Are we then to forbid people from teaching and learning -- and *learning*
-- about the history of mathematics, or the history of anything else,
because they aren't qualified to so linguistically?
By the way, I speak as a person who has translated a fair amount of
mathematical work (and some other kinds of work, too) from several
languages into English, for example in order to write reviews for the
*Mathematical Reviews*. I also fairly recently read a very long book by
Giuseppe Veronese on a non-archimedean linear continuum which was written
in Italian (*Fondamenti di geometria*, 1891), and has never been translated
into English as far as I know, although it was translated into German by
Adolf Schepp (*Grundzuege der Geometrie*, 1894), a book I also read. It
was amusing for me to see occasional differences between the Italian and
German versions, mostly minor, but sometimes quite substantial. I
interpreted and reconciled these differences as best I could for someone
who only reads Italian and German with some modicum of skill, and cannot be
said to be fluent in these two languages. I am, however, or at least was
at the time, quite fluent in mathematical English, which presupposes some
fluency in mathematics itself, which is quite desirable in someone who
wants to translate mathematical works from one language to another, whether
the person is fluent in both of the languages or not. I was asked to
publish a part of this work, and commentary on it, because, the editor
said, I was one of the few people he knew who could even *read* (i.e.

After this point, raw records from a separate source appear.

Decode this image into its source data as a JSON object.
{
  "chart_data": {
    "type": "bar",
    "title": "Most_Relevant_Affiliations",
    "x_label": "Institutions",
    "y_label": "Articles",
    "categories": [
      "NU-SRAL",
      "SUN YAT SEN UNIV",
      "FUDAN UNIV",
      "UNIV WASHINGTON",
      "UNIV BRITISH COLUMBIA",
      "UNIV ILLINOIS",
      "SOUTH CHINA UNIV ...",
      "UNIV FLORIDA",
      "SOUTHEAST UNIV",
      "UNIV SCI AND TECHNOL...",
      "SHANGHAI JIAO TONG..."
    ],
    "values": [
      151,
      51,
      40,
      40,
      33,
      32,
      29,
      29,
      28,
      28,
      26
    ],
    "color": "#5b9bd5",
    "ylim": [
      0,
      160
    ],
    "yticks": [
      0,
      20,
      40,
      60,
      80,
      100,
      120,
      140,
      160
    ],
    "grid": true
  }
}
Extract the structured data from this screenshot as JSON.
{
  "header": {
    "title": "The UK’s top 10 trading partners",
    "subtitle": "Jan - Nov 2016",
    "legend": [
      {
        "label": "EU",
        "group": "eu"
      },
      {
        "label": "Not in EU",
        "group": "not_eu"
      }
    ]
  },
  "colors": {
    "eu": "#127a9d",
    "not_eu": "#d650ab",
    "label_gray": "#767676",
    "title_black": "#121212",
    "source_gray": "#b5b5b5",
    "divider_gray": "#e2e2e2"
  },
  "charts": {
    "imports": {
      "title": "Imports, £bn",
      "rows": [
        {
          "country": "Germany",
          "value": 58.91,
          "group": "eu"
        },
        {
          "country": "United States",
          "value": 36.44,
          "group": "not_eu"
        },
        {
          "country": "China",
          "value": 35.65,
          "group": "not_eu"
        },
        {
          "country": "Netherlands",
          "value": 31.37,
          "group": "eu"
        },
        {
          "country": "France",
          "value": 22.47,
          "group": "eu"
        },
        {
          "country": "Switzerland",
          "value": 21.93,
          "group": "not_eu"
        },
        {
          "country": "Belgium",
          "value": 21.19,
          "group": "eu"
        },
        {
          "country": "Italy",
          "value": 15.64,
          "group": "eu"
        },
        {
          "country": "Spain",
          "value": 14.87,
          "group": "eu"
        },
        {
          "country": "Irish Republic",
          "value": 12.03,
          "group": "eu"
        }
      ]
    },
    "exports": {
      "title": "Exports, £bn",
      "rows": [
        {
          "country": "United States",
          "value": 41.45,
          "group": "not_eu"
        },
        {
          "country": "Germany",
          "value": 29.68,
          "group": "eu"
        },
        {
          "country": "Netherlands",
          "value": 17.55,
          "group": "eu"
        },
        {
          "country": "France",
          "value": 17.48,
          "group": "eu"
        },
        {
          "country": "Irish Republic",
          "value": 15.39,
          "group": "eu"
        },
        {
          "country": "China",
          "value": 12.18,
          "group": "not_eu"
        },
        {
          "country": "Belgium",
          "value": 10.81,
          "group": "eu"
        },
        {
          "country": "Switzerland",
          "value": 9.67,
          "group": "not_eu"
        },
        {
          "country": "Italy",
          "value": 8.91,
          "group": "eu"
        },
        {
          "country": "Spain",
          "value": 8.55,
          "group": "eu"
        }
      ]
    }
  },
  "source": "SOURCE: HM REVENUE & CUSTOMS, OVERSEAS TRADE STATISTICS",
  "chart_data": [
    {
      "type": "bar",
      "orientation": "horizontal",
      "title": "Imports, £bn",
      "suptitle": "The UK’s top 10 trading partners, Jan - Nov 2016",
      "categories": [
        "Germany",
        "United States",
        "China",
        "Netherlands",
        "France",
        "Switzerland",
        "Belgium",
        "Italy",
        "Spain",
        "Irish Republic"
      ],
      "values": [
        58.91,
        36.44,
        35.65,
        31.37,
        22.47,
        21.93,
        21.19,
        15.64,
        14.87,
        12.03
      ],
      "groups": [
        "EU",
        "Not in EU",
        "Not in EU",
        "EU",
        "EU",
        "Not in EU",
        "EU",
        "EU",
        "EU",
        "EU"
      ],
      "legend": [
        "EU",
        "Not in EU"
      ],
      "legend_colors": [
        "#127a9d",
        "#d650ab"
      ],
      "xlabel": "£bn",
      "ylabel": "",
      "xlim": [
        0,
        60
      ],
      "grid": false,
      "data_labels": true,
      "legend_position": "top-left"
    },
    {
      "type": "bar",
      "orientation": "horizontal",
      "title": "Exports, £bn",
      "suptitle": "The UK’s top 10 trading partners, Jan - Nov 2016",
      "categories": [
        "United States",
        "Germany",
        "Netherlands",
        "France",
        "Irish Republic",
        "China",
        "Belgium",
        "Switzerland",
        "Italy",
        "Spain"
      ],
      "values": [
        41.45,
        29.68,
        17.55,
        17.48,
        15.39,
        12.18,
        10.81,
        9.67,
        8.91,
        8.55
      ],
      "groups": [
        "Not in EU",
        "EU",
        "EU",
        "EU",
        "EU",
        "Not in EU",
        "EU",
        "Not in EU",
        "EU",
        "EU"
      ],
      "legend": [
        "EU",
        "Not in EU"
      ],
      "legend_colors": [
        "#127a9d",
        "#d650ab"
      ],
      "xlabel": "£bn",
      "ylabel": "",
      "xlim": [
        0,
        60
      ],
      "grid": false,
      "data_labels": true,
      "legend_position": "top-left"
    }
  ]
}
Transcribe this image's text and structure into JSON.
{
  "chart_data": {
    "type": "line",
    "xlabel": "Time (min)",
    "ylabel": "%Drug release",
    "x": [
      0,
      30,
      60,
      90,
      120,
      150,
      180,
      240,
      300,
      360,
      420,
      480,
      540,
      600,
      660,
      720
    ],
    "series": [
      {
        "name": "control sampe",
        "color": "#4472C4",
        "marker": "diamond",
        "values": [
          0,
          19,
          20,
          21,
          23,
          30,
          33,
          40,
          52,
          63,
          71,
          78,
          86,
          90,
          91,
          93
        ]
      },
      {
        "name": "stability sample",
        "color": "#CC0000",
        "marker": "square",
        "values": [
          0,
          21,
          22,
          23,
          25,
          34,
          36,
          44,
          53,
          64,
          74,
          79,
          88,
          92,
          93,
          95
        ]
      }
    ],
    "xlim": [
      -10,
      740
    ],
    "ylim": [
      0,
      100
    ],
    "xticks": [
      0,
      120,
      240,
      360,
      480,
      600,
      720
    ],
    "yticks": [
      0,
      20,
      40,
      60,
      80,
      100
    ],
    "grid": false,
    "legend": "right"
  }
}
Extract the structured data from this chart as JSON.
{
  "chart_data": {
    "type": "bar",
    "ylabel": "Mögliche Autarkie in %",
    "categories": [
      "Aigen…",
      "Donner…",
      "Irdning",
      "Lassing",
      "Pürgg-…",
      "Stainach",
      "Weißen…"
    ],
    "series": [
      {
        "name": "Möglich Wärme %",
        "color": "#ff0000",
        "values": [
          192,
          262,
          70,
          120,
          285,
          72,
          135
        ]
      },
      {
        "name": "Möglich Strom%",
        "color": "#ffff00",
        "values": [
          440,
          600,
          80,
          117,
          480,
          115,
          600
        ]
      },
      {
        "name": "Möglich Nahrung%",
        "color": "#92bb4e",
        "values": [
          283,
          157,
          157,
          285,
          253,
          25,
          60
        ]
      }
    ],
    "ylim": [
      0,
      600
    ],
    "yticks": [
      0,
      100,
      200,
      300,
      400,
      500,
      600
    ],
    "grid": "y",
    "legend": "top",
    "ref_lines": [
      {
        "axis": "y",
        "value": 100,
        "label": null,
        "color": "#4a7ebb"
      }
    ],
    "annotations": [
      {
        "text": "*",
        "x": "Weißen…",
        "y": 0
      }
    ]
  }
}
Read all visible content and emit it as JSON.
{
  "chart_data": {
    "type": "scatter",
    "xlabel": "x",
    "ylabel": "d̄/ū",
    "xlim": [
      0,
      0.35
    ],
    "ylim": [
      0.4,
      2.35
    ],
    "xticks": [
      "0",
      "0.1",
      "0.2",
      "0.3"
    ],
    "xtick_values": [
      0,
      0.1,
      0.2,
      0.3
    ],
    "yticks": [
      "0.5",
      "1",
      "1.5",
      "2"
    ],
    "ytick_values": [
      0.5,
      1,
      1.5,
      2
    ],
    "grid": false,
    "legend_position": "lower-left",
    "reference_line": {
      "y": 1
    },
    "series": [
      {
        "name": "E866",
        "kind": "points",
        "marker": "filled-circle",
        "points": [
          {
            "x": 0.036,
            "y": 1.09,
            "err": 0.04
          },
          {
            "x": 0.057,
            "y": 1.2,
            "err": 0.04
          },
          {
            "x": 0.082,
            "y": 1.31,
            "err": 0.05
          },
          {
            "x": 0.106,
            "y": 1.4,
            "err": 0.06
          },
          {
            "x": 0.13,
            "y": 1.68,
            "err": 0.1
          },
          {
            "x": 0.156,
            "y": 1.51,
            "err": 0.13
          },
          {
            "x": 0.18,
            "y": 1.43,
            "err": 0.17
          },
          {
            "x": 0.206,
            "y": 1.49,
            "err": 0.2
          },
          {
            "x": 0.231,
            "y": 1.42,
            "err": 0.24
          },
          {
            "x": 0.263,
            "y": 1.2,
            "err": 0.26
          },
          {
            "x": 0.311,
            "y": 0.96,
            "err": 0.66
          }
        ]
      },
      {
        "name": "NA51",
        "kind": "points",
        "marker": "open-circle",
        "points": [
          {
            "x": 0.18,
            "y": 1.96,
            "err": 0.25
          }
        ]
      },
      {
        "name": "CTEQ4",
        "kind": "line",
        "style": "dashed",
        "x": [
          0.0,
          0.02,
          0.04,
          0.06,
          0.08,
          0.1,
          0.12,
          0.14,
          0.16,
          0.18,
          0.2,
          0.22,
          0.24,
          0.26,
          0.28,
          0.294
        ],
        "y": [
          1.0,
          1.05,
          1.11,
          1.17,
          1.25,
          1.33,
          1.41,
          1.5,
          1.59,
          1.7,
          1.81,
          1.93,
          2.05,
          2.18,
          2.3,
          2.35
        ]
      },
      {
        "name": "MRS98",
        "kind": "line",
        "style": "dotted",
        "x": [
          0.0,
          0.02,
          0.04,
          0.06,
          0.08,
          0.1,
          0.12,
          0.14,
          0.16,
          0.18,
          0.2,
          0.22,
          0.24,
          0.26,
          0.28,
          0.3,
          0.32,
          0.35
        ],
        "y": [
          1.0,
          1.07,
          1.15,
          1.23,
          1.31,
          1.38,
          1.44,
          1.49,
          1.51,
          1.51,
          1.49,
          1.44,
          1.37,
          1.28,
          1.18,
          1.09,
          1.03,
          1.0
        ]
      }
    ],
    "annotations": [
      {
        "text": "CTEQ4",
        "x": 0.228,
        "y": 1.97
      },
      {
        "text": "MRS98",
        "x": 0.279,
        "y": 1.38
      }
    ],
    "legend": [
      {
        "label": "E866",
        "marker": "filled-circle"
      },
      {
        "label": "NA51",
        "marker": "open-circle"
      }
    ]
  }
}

interpret) Veronese's mathematical works in the three languages involved.
This paper appears as p. 107-145 of the book *Real Numbers, Generalizations
of the Reals, and Theories of Continua*, edited by Philip Ehrlich, 1994.
I'm guessing that the proposal that one can only obtain historical
knowledge if one reads relevant documents in their original languages was
made by a young person, who hasn't yet come to recognize certain
limitations we humans have.
-From here, we could go on to a discuss of historiography in general (one
of my favorite topics) or in history of mathematics in particular, as Julio
has requested, and/or to a discussion of the nature and functions of
language. Anyone for the labyrinths?